Гоар Маркосян-Каспер — лауреат премии Эстонского фонда культуры за 2005 год (роман «Кариатиды») и за 2012 год (роман «Memento mori»), лауреат премии имени Юрия Долгорукова (за роман «Пенелопа пускается в путь»). Книга издана Литературным агентством «Флобериум».

Не раз обращалась к ее творчеству и «НВ. Предлагаем отрывки из ее прозы опубликованной в нашей газете.

ГРАЖДАНКА, У ВАС ПЕРЕВЕС

Как это ни смешно, но всякий раз, когда я пытаюсь сопоставить две реальности — армянскую и эстонскую, на ум приходят два эпизода, которые теперь уже можно назвать курьезными. Теперь, по истечении лет.

За годы нашей совместной жизни мы с Калле побывали в Ереване десятки раз, всегда вместе, за исключением двух случаев, когда я ездила одна. Происходило это во второе мое одинокое возвращение. Мы с сестрой приехали в аэропорт, я стала сдавать вещи. Чемодан не приняли, велели отдать на упаковку, в ответ на мои возражения заявили, что у них, видите ли, такой порядок — слишком часто багаж вскрывают, и им же за это достается, так что идите, это бесплатно. Пришлось идти. Зачем господам у стойки сия процедура понадобилась, стало ясно через несколько минут. Мой чемодан водрузили на весы и констатировали: перевес. А надо сказать, что накануне ереванский приятель моего мужа почти насильно всучил мне две бутылки коньяка, бутылки тяжелые, чуть ли не хрустальные, и поскольку жидкости иначе провозить ныне (с легкой руки то ли террористов, то ли лоббистов продавцов минералки) в аэропортах нельзя, коньяк пришлось положить в чемодан.
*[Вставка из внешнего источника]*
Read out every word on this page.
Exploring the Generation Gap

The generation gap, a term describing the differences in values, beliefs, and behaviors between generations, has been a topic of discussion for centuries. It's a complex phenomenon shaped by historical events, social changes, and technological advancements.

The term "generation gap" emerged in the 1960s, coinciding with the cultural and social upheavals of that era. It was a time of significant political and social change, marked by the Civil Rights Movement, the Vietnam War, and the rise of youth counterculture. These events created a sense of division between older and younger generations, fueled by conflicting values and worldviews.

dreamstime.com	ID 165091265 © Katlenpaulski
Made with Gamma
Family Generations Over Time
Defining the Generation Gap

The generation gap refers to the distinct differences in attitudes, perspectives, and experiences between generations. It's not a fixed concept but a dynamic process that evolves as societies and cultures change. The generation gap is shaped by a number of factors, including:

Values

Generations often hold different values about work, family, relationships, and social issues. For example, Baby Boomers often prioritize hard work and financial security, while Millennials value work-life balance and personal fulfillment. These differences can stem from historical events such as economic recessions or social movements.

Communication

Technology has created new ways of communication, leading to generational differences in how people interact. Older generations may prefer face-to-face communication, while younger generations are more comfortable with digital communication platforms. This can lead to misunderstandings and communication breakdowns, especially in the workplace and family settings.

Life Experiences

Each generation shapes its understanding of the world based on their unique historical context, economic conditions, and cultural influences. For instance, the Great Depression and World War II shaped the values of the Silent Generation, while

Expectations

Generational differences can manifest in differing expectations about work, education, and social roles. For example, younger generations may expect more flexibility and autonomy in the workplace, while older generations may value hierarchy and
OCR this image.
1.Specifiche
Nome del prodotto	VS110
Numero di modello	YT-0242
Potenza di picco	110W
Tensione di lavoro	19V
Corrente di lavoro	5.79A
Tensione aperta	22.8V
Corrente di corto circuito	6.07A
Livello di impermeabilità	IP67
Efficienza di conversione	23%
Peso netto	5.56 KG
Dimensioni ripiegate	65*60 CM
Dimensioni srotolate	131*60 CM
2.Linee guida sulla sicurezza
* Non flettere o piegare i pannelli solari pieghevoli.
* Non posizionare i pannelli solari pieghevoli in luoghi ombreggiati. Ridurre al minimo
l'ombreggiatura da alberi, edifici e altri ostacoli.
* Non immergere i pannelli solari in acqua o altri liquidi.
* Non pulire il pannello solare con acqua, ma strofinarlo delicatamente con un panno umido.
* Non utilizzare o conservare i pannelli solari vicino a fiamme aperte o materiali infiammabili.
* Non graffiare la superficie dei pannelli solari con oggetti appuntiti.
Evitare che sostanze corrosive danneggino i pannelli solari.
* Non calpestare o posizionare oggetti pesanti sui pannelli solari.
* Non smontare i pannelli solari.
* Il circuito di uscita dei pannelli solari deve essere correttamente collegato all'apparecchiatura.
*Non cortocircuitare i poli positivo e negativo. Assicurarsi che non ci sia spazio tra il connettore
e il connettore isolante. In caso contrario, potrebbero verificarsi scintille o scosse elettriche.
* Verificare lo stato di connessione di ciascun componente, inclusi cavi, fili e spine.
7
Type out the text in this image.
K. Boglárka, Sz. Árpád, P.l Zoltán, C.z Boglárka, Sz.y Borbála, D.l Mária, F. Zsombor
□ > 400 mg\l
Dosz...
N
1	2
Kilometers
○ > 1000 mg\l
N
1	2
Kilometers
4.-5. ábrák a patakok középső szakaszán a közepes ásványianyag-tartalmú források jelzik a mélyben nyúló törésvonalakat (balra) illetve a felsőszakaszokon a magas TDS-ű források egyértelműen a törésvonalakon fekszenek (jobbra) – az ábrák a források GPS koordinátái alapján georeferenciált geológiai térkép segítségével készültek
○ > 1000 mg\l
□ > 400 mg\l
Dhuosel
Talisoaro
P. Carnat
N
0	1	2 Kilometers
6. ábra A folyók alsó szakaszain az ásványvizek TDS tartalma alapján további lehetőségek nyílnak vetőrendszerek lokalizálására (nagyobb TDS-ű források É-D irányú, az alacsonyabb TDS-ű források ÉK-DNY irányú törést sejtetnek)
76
Положила и подумала, что, если окажется избыток веса, я бутылки извлеку и отдам сестре. Но поди извлеки что-то из чемодана, завернутого в кокон из пластика в тысячу слоев. Однако перевес был в какие-то килограмм-полтора, маловато, и доблестные служители аэропорта потребовали, чтобы я поставила туда же… ручной багаж. Ага! Теперь уже вышло килограммов шесть, и напрасно я пыталась доказать, что вес ручного багажа в расчетные кг не входит, — поди что-то докажи кому-то в пять часов утра, когда жаловаться некому, начальство спит, а посадка в самолет уже идет. Что дальше? Приказали внести какую-то совершенно несуразную сумму, таких денег у меня не было, и у сестры тоже. Посовещавшись, мы решили впервые в жизни попробовать дать взятку, наскребли пару десятков долларов, отвели одного из гонителей в сторону, сунули ему деньги и сказали, что больше нет.

Служивый просиял, меня моментально пропустили через все фильтры — и весь сказ. При этом все они были вполне вежливы и добродушны, никто, в сущности, мне зла не желал, просто ребятам нужны были деньги, вот и всё. Ничего, так сказать, против вас не имеем, живите, летите, счастливого пути, но только отстегните хоть чуть-чуть.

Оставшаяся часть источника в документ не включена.